I attended the Mariners/A's game last night. On paper it seemed like a very favorable match-up with Dan Haren pitching for the A's against Jeff Weaver of the Mariners. Haren didn't have it last night, and he really hasn't had it for the last few weeks, but through six innings he had only given up one run mainly due to the Mariners over agressive hitting. He'd thrown 99 pitches to that point and I thought it'd be a good idea to get the hook instead of pressing their luck especially with scored tied 1-1. But manager Bob Geren did press his luck and got the whammy as Jose Vidro would hit a two run double to give the Mariners a 3-1 lead to finally knock Haren out of the game, the Mariners eventually going on to win 7-1. Now this was not the worst game I've ever been to from the standpoint of a heartbreaking loss (that would be this game) but it was one of the worst games I've ever been to from the quality of play by the A's. The A's committed five errors with Marco Scutaro tying an American League record with four errors in one game by a third baseman. Hey I saw history! So for this brief entry I give a brief list of some of the worst performances by the A's that I've seen live in person. The list is brief is I'm doing this off the top of my head and my memories of individual games as a kid aren't particularly good which I'll chalk up to having a short attention span.

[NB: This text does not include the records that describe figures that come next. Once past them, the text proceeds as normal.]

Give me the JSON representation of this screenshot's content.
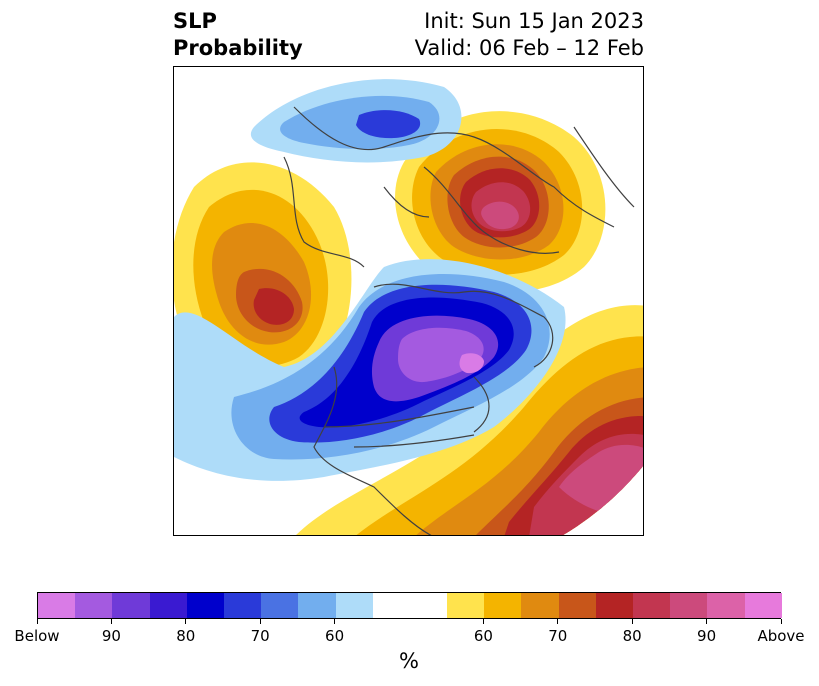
{
  "title": {
    "left_line1": "SLP",
    "left_line2": "Probability",
    "right_line1": "Init: Sun 15 Jan 2023",
    "right_line2": "Valid: 06 Feb – 12 Feb"
  },
  "colorbar": {
    "unit": "%",
    "segments": [
      "#d97be6",
      "#a45ae0",
      "#6f3ad8",
      "#3a1ad1",
      "#0000cc",
      "#2a3ad9",
      "#4a72e3",
      "#72aeee",
      "#aedcf9",
      "#ffffff",
      "#ffffff",
      "#ffe34d",
      "#f4b400",
      "#e08a10",
      "#c8561a",
      "#b42424",
      "#c23650",
      "#cc4a7c",
      "#dc62a8",
      "#e77adc"
    ],
    "ticks": [
      {
        "label": "Below",
        "index": 0
      },
      {
        "label": "90",
        "index": 2
      },
      {
        "label": "80",
        "index": 4
      },
      {
        "label": "70",
        "index": 6
      },
      {
        "label": "60",
        "index": 8
      },
      {
        "label": "60",
        "index": 12
      },
      {
        "label": "70",
        "index": 14
      },
      {
        "label": "80",
        "index": 16
      },
      {
        "label": "90",
        "index": 18
      },
      {
        "label": "Above",
        "index": 20
      }
    ]
  },
  "map_colors": {
    "below_light": "#aedcf9",
    "below_mid": "#72aeee",
    "below_blue": "#2a3ad9",
    "below_deep": "#0000cc",
    "below_purple": "#6f3ad8",
    "below_violet": "#a45ae0",
    "below_pink": "#d97be6",
    "above_yellow": "#ffe34d",
    "above_gold": "#f4b400",
    "above_orange": "#e08a10",
    "above_burnt": "#c8561a",
    "above_red": "#b42424",
    "above_crimson": "#c23650",
    "above_magenta": "#cc4a7c",
    "coastline": "#404040"
  }
}
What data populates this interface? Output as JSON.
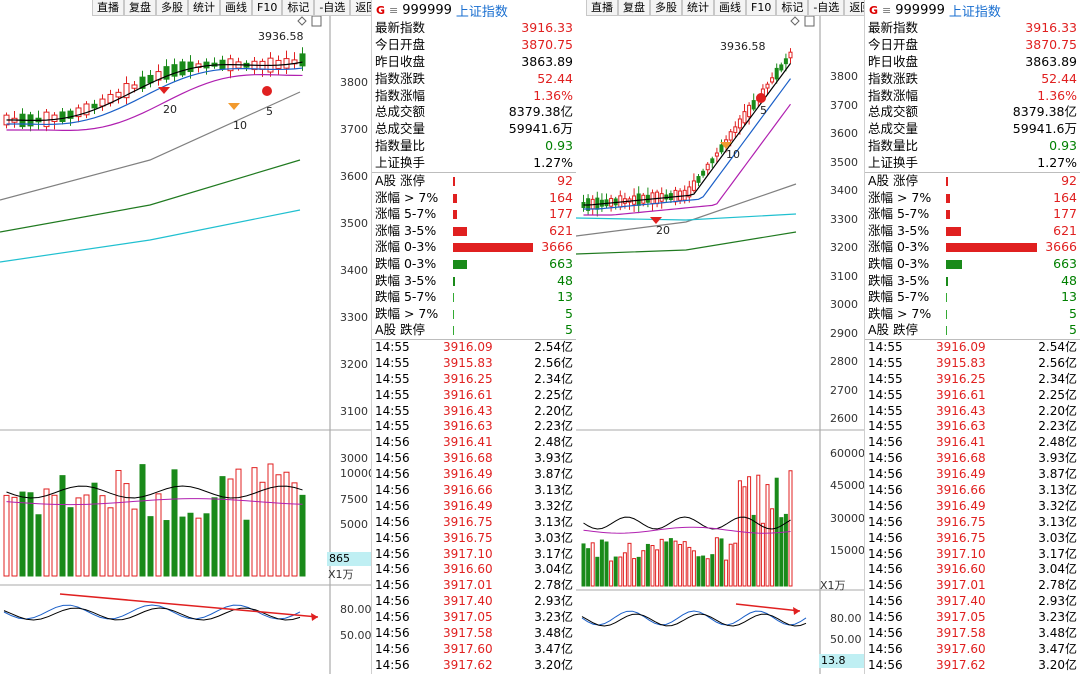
{
  "toolbar": [
    "直播",
    "复盘",
    "多股",
    "统计",
    "画线",
    "F10",
    "标记",
    "-自选",
    "返回"
  ],
  "header": {
    "logo": "G",
    "menu_icon": "≡",
    "code": "999999",
    "name": "上证指数"
  },
  "quote": [
    {
      "label": "最新指数",
      "value": "3916.33",
      "color": "red"
    },
    {
      "label": "今日开盘",
      "value": "3870.75",
      "color": "red"
    },
    {
      "label": "昨日收盘",
      "value": "3863.89",
      "color": "black"
    },
    {
      "label": "指数涨跌",
      "value": "52.44",
      "color": "red"
    },
    {
      "label": "指数涨幅",
      "value": "1.36%",
      "color": "red"
    },
    {
      "label": "总成交额",
      "value": "8379.38亿",
      "color": "black"
    },
    {
      "label": "总成交量",
      "value": "59941.6万",
      "color": "black"
    },
    {
      "label": "指数量比",
      "value": "0.93",
      "color": "green"
    },
    {
      "label": "上证换手",
      "value": "1.27%",
      "color": "black"
    }
  ],
  "breadth": [
    {
      "label": "A股 涨停",
      "value": "92",
      "dir": "up",
      "ratio": 0.025
    },
    {
      "label": "涨幅 > 7%",
      "value": "164",
      "dir": "up",
      "ratio": 0.045
    },
    {
      "label": "涨幅 5-7%",
      "value": "177",
      "dir": "up",
      "ratio": 0.048
    },
    {
      "label": "涨幅 3-5%",
      "value": "621",
      "dir": "up",
      "ratio": 0.17
    },
    {
      "label": "涨幅 0-3%",
      "value": "3666",
      "dir": "up",
      "ratio": 1.0
    },
    {
      "label": "跌幅 0-3%",
      "value": "663",
      "dir": "down",
      "ratio": 0.18
    },
    {
      "label": "跌幅 3-5%",
      "value": "48",
      "dir": "down",
      "ratio": 0.013
    },
    {
      "label": "跌幅 5-7%",
      "value": "13",
      "dir": "down",
      "ratio": 0.004
    },
    {
      "label": "跌幅 > 7%",
      "value": "5",
      "dir": "down",
      "ratio": 0.002
    },
    {
      "label": "A股 跌停",
      "value": "5",
      "dir": "down",
      "ratio": 0.002
    }
  ],
  "ticks": [
    {
      "time": "14:55",
      "price": "3916.09",
      "vol": "2.54亿"
    },
    {
      "time": "14:55",
      "price": "3915.83",
      "vol": "2.56亿"
    },
    {
      "time": "14:55",
      "price": "3916.25",
      "vol": "2.34亿"
    },
    {
      "time": "14:55",
      "price": "3916.61",
      "vol": "2.25亿"
    },
    {
      "time": "14:55",
      "price": "3916.43",
      "vol": "2.20亿"
    },
    {
      "time": "14:55",
      "price": "3916.63",
      "vol": "2.23亿"
    },
    {
      "time": "14:56",
      "price": "3916.41",
      "vol": "2.48亿"
    },
    {
      "time": "14:56",
      "price": "3916.68",
      "vol": "3.93亿"
    },
    {
      "time": "14:56",
      "price": "3916.49",
      "vol": "3.87亿"
    },
    {
      "time": "14:56",
      "price": "3916.66",
      "vol": "3.13亿"
    },
    {
      "time": "14:56",
      "price": "3916.49",
      "vol": "3.32亿"
    },
    {
      "time": "14:56",
      "price": "3916.75",
      "vol": "3.13亿"
    },
    {
      "time": "14:56",
      "price": "3916.75",
      "vol": "3.03亿"
    },
    {
      "time": "14:56",
      "price": "3917.10",
      "vol": "3.17亿"
    },
    {
      "time": "14:56",
      "price": "3916.60",
      "vol": "3.04亿"
    },
    {
      "time": "14:56",
      "price": "3917.01",
      "vol": "2.78亿"
    },
    {
      "time": "14:56",
      "price": "3917.40",
      "vol": "2.93亿"
    },
    {
      "time": "14:56",
      "price": "3917.05",
      "vol": "3.23亿"
    },
    {
      "time": "14:56",
      "price": "3917.58",
      "vol": "3.48亿"
    },
    {
      "time": "14:56",
      "price": "3917.60",
      "vol": "3.47亿"
    },
    {
      "time": "14:56",
      "price": "3917.62",
      "vol": "3.20亿"
    }
  ],
  "left_chart": {
    "price_axis": [
      "3800",
      "3700",
      "3600",
      "3500",
      "3400",
      "3300",
      "3200",
      "3100",
      "3000"
    ],
    "vol_axis": [
      "10000",
      "7500",
      "5000"
    ],
    "osc_axis": [
      "80.00",
      "50.00"
    ],
    "high_label": "3936.58",
    "markers": [
      "20",
      "10",
      "5"
    ],
    "vol_box": "865",
    "unit": "X1万"
  },
  "right_chart": {
    "price_axis": [
      "3800",
      "3700",
      "3600",
      "3500",
      "3400",
      "3300",
      "3200",
      "3100",
      "3000",
      "2900",
      "2800",
      "2700",
      "2600"
    ],
    "vol_axis": [
      "60000",
      "45000",
      "30000",
      "15000"
    ],
    "osc_axis": [
      "80.00",
      "50.00"
    ],
    "high_label": "3936.58",
    "markers": [
      "20",
      "10",
      "5"
    ],
    "vol_box": "13.8",
    "unit": "X1万"
  },
  "colors": {
    "up": "#e02020",
    "down": "#1a8a1a",
    "ma5": "#000000",
    "ma10": "#1a5fc8",
    "ma20": "#b020b0",
    "ma60": "#808080",
    "ma120": "#207a20",
    "ma250": "#20c0d0"
  }
}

June 21, 1987 vs. Texas. Now see talking of not having a good memory, I can't 100% vouch for that I went to this game but it was the second game of a double header and I have an early baseball memory of being at a double header against the Rangers with the A's getting blown out so odds are it was this game. A's lost 13-3 and some guy named Bob Brower for the Rangers hit two homeruns. Ron Cey DH'd for the A's that day. God I feel old.
June 30, 1997 vs. San Diego. The A's hit rock bottom as a franchise in 1997 and this game was pretty much how the season went. The Padres scored seven runs in the 2nd inning, featuring two three-run homeruns by Wally Joyner and Tony Gwynn off starter Don Wengert. He was replaced by Dan Johnson who I thought was good at the time because he had a 2.08 ERA. Not really grasping the idea of sample sizes at that point, he'd only pitched 13 innings so far that season, I would be very dissapointed as he would give up six runs of his own including a two run homerun to Greg Vaughn in the 4th. It was 11-3 at the end of the 4th, 15-5 at the end of the 6th, with the Padres clinging to a 15-6 win.
October 1, 2004 vs. Anaheim. This was an awful game and it was a heartbreaker. It was the first game of the final series of the year and the A's were one game out of first place behind the Angels. Mark Mulder made the start despite having a horrific last two months of the season and clearly needed to be skipped in the rotation for rookie Joe Blanton. Mulder would get hooked after surrendering four runs in the 2nd. Blanton would shadow him and kept the A's in it until the 6th when the Angels figured him out and Alfredo Amezaga (who hit .161/.212/.247 in 93 at bats that year) hit a grand slam to make it 8-0, eventually skunking the A's 10-0. And it was my birthday. Angels clinched the division the next day.